古事記と日本書紀は、全然違う
古事記と日本書紀の違い、ってご存知でしたか?
現代では、『記紀神話』とひとくちに呼んでいますが、両者は表記も発音も語順も大きく相違があり、別の言語と言っても過言ではない、ほど違うのだそうです。
表記を例にとってみると、次の通り。
【よみ】【古事記】【日本書紀】
ヤマトタケル 倭建命 日本武尊
スサノオ 須佐之男 素戔嗚
イザナギ 伊邪那岐 伊弉諾
なぜ古事記と日本書紀は違うのか
なぜこういうことが起こるかというと、まず初めにスサノヲやイザナギという『音』があって、それを書き記すために漢字を借字したのが『古事記』である。漢字の音のみを利用したもので、意味は問わない。
これに対して『日本書紀』では、すべて意味を優先して漢字を選び直し、また完全な漢文として書き直した。これは書紀の編纂方針が対外用(当時の外交対象は唐)であった為である。現代に例えれば欧米向けの外交文書が英語で書かれるようなものであろう。
特に神名は、古事記のままの表記では「悪い意味となるものが少なからずあったため、ほぼすべてを変更した。ヤマトタケルの事例の原因は『倭』の字にある。倭国、倭人など歴史的にも使用例は少なからずあるのはご存じの通りだが、実はあまり良い意味の漢字ではない。従う者、小さい者などの意味であり、さらに悪い用例さえある。
縄文の神/戸矢学
いわゆる中華思想というやつですね。
『邪馬台国』や『卑弥呼』の貶め方なんてハンパじゃありません。
ヒミコは、『日巫女』のはずなのにね。
古事記は縄文を探る貴重な記録
ただし、これをもって『古事記』を否定し、『日本書紀』を肯定するというのは誤りである。古事記の問題点は、借字した漢字の中に卑字凶字が混入していることであって、つまり音のみで受け取ればよい。

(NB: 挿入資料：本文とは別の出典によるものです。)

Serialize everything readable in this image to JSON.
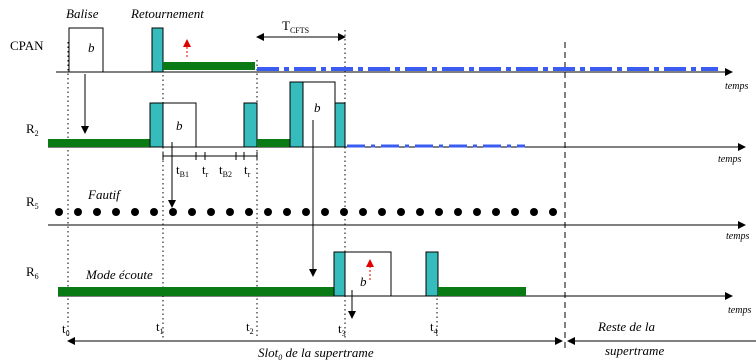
{
  "rows": {
    "cpan": "CPAN",
    "r2": {
      "base": "R",
      "sub": "2"
    },
    "r5": {
      "base": "R",
      "sub": "5"
    },
    "r6": {
      "base": "R",
      "sub": "6"
    }
  },
  "annotations": {
    "balise": "Balise",
    "retournement": "Retournement",
    "fautif": "Fautif",
    "mode_ecoute": "Mode écoute",
    "beacon_letter": "b"
  },
  "tcfts": {
    "base": "T",
    "sub": "CFTS"
  },
  "time_axis_label": "temps",
  "intervals": [
    {
      "base": "t",
      "sub": "B1"
    },
    {
      "base": "t",
      "sub": "r"
    },
    {
      "base": "t",
      "sub": "B2"
    },
    {
      "base": "t",
      "sub": "r"
    }
  ],
  "times": [
    {
      "base": "t",
      "sub": "0"
    },
    {
      "base": "t",
      "sub": "1"
    },
    {
      "base": "t",
      "sub": "2"
    },
    {
      "base": "t",
      "sub": "3"
    },
    {
      "base": "t",
      "sub": "4"
    }
  ],
  "slot": {
    "base": "Slot",
    "sub": "0",
    "rest": " de la supertrame"
  },
  "rest": {
    "line1": "Reste de la",
    "line2": "supertrame"
  },
  "colors": {
    "green": "#0a7a14",
    "cyan": "#36bcbc",
    "blue": "#3a5cf0",
    "red": "#e00000",
    "black": "#000000"
  }
}
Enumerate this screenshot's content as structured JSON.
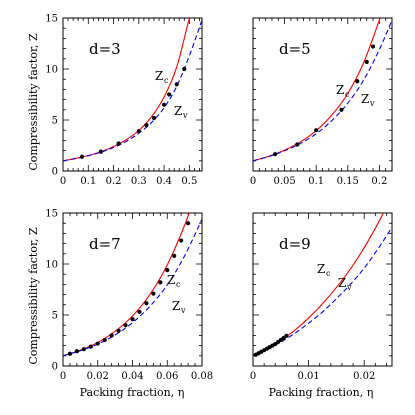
{
  "figure": {
    "ylabel": "Compressibility factor, Z",
    "xlabel": "Packing fraction, η"
  },
  "chart_data": [
    {
      "type": "line",
      "d_label": "d=3",
      "xlim": [
        0,
        0.55
      ],
      "ylim": [
        0,
        15
      ],
      "xticks": [
        0,
        0.1,
        0.2,
        0.3,
        0.4,
        0.5
      ],
      "xtick_labels": [
        "0",
        "0.1",
        "0.2",
        "0.3",
        "0.4",
        "0.5"
      ],
      "yticks": [
        0,
        5,
        10,
        15
      ],
      "ytick_labels": [
        "0",
        "5",
        "10",
        "15"
      ],
      "series": [
        {
          "name": "Z_c",
          "label_main": "Z",
          "label_sub": "c",
          "color": "#ff0000",
          "style": "solid",
          "x": [
            0,
            0.05,
            0.1,
            0.15,
            0.2,
            0.25,
            0.3,
            0.35,
            0.4,
            0.45,
            0.5,
            0.53
          ],
          "y": [
            1.0,
            1.23,
            1.52,
            1.89,
            2.39,
            3.05,
            3.97,
            5.3,
            7.24,
            10.2,
            15.0,
            17.5
          ]
        },
        {
          "name": "Z_v",
          "label_main": "Z",
          "label_sub": "v",
          "color": "#0000ff",
          "style": "dashed",
          "x": [
            0,
            0.05,
            0.1,
            0.15,
            0.2,
            0.25,
            0.3,
            0.35,
            0.4,
            0.45,
            0.5,
            0.55
          ],
          "y": [
            1.0,
            1.22,
            1.5,
            1.85,
            2.3,
            2.9,
            3.7,
            4.75,
            6.2,
            8.3,
            11.3,
            14.8
          ]
        }
      ],
      "points": {
        "x": [
          0.075,
          0.15,
          0.22,
          0.3,
          0.33,
          0.36,
          0.4,
          0.42,
          0.45,
          0.48
        ],
        "y": [
          1.4,
          1.9,
          2.7,
          3.9,
          4.5,
          5.2,
          6.5,
          7.5,
          8.5,
          10.0
        ]
      }
    },
    {
      "type": "line",
      "d_label": "d=5",
      "xlim": [
        0,
        0.22
      ],
      "ylim": [
        0,
        15
      ],
      "xticks": [
        0,
        0.05,
        0.1,
        0.15,
        0.2
      ],
      "xtick_labels": [
        "0",
        "0.05",
        "0.1",
        "0.15",
        "0.2"
      ],
      "yticks": [
        0,
        5,
        10,
        15
      ],
      "ytick_labels": [
        "",
        "",
        "",
        ""
      ],
      "series": [
        {
          "name": "Z_c",
          "label_main": "Z",
          "label_sub": "c",
          "color": "#ff0000",
          "style": "solid",
          "x": [
            0,
            0.025,
            0.05,
            0.075,
            0.1,
            0.125,
            0.15,
            0.175,
            0.2,
            0.215
          ],
          "y": [
            1.0,
            1.45,
            2.05,
            2.85,
            3.95,
            5.5,
            7.6,
            10.6,
            14.8,
            17.5
          ]
        },
        {
          "name": "Z_v",
          "label_main": "Z",
          "label_sub": "v",
          "color": "#0000ff",
          "style": "dashed",
          "x": [
            0,
            0.025,
            0.05,
            0.075,
            0.1,
            0.125,
            0.15,
            0.175,
            0.2,
            0.22
          ],
          "y": [
            1.0,
            1.42,
            1.98,
            2.7,
            3.65,
            4.95,
            6.65,
            8.9,
            11.9,
            14.8
          ]
        }
      ],
      "points": {
        "x": [
          0.035,
          0.07,
          0.1,
          0.14,
          0.165,
          0.18,
          0.19
        ],
        "y": [
          1.65,
          2.6,
          4.0,
          6.0,
          8.8,
          10.7,
          12.2
        ]
      }
    },
    {
      "type": "line",
      "d_label": "d=7",
      "xlim": [
        0,
        0.08
      ],
      "ylim": [
        0,
        15
      ],
      "xticks": [
        0,
        0.02,
        0.04,
        0.06,
        0.08
      ],
      "xtick_labels": [
        "0",
        "0.02",
        "0.04",
        "0.06",
        "0.08"
      ],
      "yticks": [
        0,
        5,
        10,
        15
      ],
      "ytick_labels": [
        "0",
        "5",
        "10",
        "15"
      ],
      "series": [
        {
          "name": "Z_c",
          "label_main": "Z",
          "label_sub": "c",
          "color": "#ff0000",
          "style": "solid",
          "x": [
            0,
            0.01,
            0.02,
            0.03,
            0.04,
            0.05,
            0.06,
            0.07,
            0.074
          ],
          "y": [
            1.0,
            1.55,
            2.3,
            3.4,
            4.9,
            7.0,
            9.9,
            13.8,
            15.8
          ]
        },
        {
          "name": "Z_v",
          "label_main": "Z",
          "label_sub": "v",
          "color": "#0000ff",
          "style": "dashed",
          "x": [
            0,
            0.01,
            0.02,
            0.03,
            0.04,
            0.05,
            0.06,
            0.07,
            0.08
          ],
          "y": [
            1.0,
            1.5,
            2.15,
            3.05,
            4.25,
            5.85,
            7.95,
            10.8,
            14.4
          ]
        }
      ],
      "points": {
        "x": [
          0.004,
          0.008,
          0.012,
          0.016,
          0.02,
          0.024,
          0.028,
          0.032,
          0.036,
          0.04,
          0.044,
          0.048,
          0.052,
          0.056,
          0.06,
          0.064,
          0.068,
          0.072
        ],
        "y": [
          1.2,
          1.45,
          1.65,
          1.9,
          2.2,
          2.55,
          3.0,
          3.45,
          4.0,
          4.6,
          5.3,
          6.15,
          7.1,
          8.2,
          9.4,
          10.8,
          12.3,
          14.0
        ]
      }
    },
    {
      "type": "line",
      "d_label": "d=9",
      "xlim": [
        0,
        0.025
      ],
      "ylim": [
        0,
        15
      ],
      "xticks": [
        0,
        0.01,
        0.02
      ],
      "xtick_labels": [
        "0",
        "0.01",
        "0.02"
      ],
      "yticks": [
        0,
        5,
        10,
        15
      ],
      "ytick_labels": [
        "",
        "",
        "",
        ""
      ],
      "series": [
        {
          "name": "Z_c",
          "label_main": "Z",
          "label_sub": "c",
          "color": "#ff0000",
          "style": "solid",
          "x": [
            0,
            0.0025,
            0.005,
            0.0075,
            0.01,
            0.0125,
            0.015,
            0.0175,
            0.02,
            0.0225,
            0.024
          ],
          "y": [
            1.0,
            1.65,
            2.5,
            3.5,
            4.7,
            6.1,
            7.7,
            9.5,
            11.6,
            14.0,
            15.6
          ]
        },
        {
          "name": "Z_v",
          "label_main": "Z",
          "label_sub": "v",
          "color": "#0000ff",
          "style": "dashed",
          "x": [
            0,
            0.0025,
            0.005,
            0.0075,
            0.01,
            0.0125,
            0.015,
            0.0175,
            0.02,
            0.0225,
            0.025
          ],
          "y": [
            1.0,
            1.6,
            2.35,
            3.2,
            4.2,
            5.3,
            6.6,
            8.0,
            9.6,
            11.5,
            13.6
          ]
        }
      ],
      "points": {
        "x": [
          0.0005,
          0.001,
          0.0015,
          0.002,
          0.0025,
          0.003,
          0.0035,
          0.004,
          0.0045,
          0.005,
          0.0055,
          0.006
        ],
        "y": [
          1.1,
          1.25,
          1.4,
          1.55,
          1.7,
          1.85,
          2.0,
          2.15,
          2.35,
          2.55,
          2.75,
          2.95
        ]
      }
    }
  ]
}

借字して録された言葉こそは、当時の、そしてそれ以前の祖先たちが話していた言葉に限りなく違いものであるだろう。そういう意味ではこれほど貴重な記録はない。まさに縄文文化の重要な手がかりである。
これに対して『日本書紀』は、最初から意図して漢字漢文で記されている。おそらく実際に作文した者は、漢字漢文を母語とする者であったろう。
つまり『古事記』は基本的に語彙も発音も文体も縄文由来の大和言葉であり、『日本書紀』は一部の語彙、一部の発音を除いては大和言葉でないということである。
ということで、やはり古事記ということですね。
素人でも縄文の言葉に迫れそう
戸矢氏によれば、「個々の神名こそは最大かつ最強の縄文情報ではないか」とのことです。

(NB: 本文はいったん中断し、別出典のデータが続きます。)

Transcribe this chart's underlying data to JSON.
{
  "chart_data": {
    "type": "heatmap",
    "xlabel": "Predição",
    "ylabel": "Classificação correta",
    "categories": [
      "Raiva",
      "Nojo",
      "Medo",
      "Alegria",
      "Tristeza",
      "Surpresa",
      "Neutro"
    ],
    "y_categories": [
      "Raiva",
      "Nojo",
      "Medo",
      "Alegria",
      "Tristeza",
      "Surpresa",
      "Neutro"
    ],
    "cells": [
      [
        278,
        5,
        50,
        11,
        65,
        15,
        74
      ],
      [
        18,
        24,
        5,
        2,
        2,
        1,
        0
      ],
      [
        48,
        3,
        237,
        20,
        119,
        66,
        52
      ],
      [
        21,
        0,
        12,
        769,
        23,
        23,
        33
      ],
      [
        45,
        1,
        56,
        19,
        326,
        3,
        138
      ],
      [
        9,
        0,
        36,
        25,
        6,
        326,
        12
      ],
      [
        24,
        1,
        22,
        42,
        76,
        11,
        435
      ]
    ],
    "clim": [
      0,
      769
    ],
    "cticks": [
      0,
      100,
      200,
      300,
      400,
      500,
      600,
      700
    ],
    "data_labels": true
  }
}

古事記に『ツヌガアラシト』という伝説の鬼が出てくるそうですが、「角(つの)がある人」が訛ったに過ぎないんですって。
その鬼がやってきた渡来地を、以来『敦賀(つるが)』と称するようになったとか。
その解読のポイントは、『漢字に惑わされないこと』。
前回書いた『メ、ハナ、ハ』もそうですが、なんだか今後、使うそばからその言葉の同音異義語のつながりを探ってしまいそうです。